Adverse extrapyramidal effects do not completely correlate with the antipsychotic activity of different neuroleptics, which indicates the unequal sensitivity of various dopaminergic structures of the brain to different chemical compounds; This creates prospects for obtaining neuroleptics with a selective antipsychotic effect without pronounced side effects of extrapyramidal effects. It was also noted that a lesser side effect of extrapyramidal action is usually observed in neuroleptics with greater anticholinergic activity. Indeed, compounds that have anticholinergic properties have an antiparkinsonian effect.

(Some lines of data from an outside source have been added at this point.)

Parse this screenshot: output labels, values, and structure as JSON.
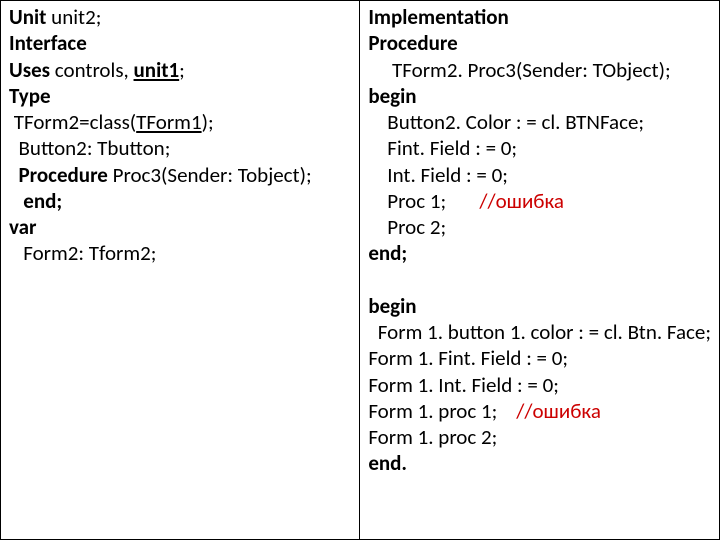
{
  "left": {
    "l1a": "Unit",
    "l1b": " unit2;",
    "l2": "Interface",
    "l3a": "Uses",
    "l3b": " controls, ",
    "l3c": "unit1",
    "l3d": ";",
    "l4": "Type",
    "l5a": " TForm2=class(",
    "l5b": "TForm1",
    "l5c": ");",
    "l6": "  Button2: Tbutton;",
    "l7a": "  Procedure",
    "l7b": " Proc3(Sender: Tobject);",
    "l8": "   end;",
    "l9": "var",
    "l10": "   Form2: Tform2;"
  },
  "right": {
    "r1": "Implementation",
    "r2": "Procedure",
    "r3": "     TForm2. Proc3(Sender: TObject);",
    "r4": "begin",
    "r5": "    Button2. Color : = cl. BTNFace;",
    "r6": "    Fint. Field : = 0;",
    "r7": "    Int. Field : = 0;",
    "r8a": "    Proc 1;       ",
    "r8b": "//ошибка",
    "r9": "    Proc 2;",
    "r10": "end;",
    "r11": "",
    "r12": "begin",
    "r13": "  Form 1. button 1. color : = cl. Btn. Face;",
    "r14": "Form 1. Fint. Field : = 0;",
    "r15": "Form 1. Int. Field : = 0;",
    "r16a": "Form 1. proc 1;    ",
    "r16b": "//ошибка",
    "r17": "Form 1. proc 2;",
    "r18": "end."
  }
}
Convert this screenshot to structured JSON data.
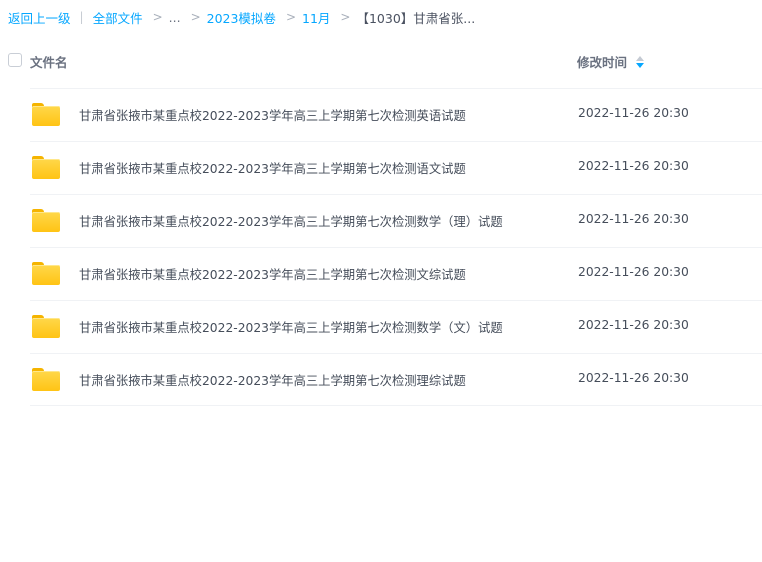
{
  "breadcrumb": {
    "back_label": "返回上一级",
    "divider": "|",
    "items": [
      {
        "label": "全部文件"
      },
      {
        "label": "..."
      },
      {
        "label": "2023模拟卷"
      },
      {
        "label": "11月"
      },
      {
        "label": "【1030】甘肃省张..."
      }
    ]
  },
  "table": {
    "columns": {
      "name": "文件名",
      "modified": "修改时间"
    },
    "rows": [
      {
        "name": "甘肃省张掖市某重点校2022-2023学年高三上学期第七次检测英语试题",
        "time": "2022-11-26 20:30"
      },
      {
        "name": "甘肃省张掖市某重点校2022-2023学年高三上学期第七次检测语文试题",
        "time": "2022-11-26 20:30"
      },
      {
        "name": "甘肃省张掖市某重点校2022-2023学年高三上学期第七次检测数学（理）试题",
        "time": "2022-11-26 20:30"
      },
      {
        "name": "甘肃省张掖市某重点校2022-2023学年高三上学期第七次检测文综试题",
        "time": "2022-11-26 20:30"
      },
      {
        "name": "甘肃省张掖市某重点校2022-2023学年高三上学期第七次检测数学（文）试题",
        "time": "2022-11-26 20:30"
      },
      {
        "name": "甘肃省张掖市某重点校2022-2023学年高三上学期第七次检测理综试题",
        "time": "2022-11-26 20:30"
      }
    ]
  },
  "icons": {
    "folder": "folder-icon",
    "sort": "sort-icon",
    "breadcrumb_separator": "chevron-right-icon"
  },
  "colors": {
    "link": "#06a7ff",
    "folder": "#ffc414",
    "text": "#454d5a"
  }
}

One of the neuroleptics with pronounced antipsychotic activity, which does not cause extrapyramidal side effect, is azaleptin (syn: clozapine, leponex) - a derivative of piperazino-dibenzodiazepine.
It should be noted that the neuroleptics that cause more pronounced extrapyramidal phenomena have the strongest catalytic activity under the experimental conditions, which can explain the blocking of dopamine receptors and allows us to foresee the possibility of extrapyramidal disorders on the basis of the experimental study.
The effect on the central dopamine receptors explains the mechanism of some of the endocrine disorders caused by neurolepticamine, including stimulation of lactation. By blocking the dopamine receptors of the pituitary gland, neuroleptics increase the secretion of prolactin. Acting on the hypothalamus, neuroleptics also inhibit the secretion of corticotropin and growth hormone.
Pharmacokinetically, most neuroleptics are characterized by good absorption at different routes of administration (by mouth, intramuscularly). They penetrate the blood-brain barrier, but accumulate in the brain in much smaller quantities than in the internal organs (liver, lungs). Metabolised in the liver and excreted in significant quantities with urine, in part - with feces.
Most "conventional" neuroleptics have a relatively short half-life in the body and have a short-term effect after a single administration. Special preparations of prolonged action have been created (see Fluorphenazine-decanoate, Flushpyrilene, Pimozide, etc.), which have a long-term effect with parenteral administration or ingestion.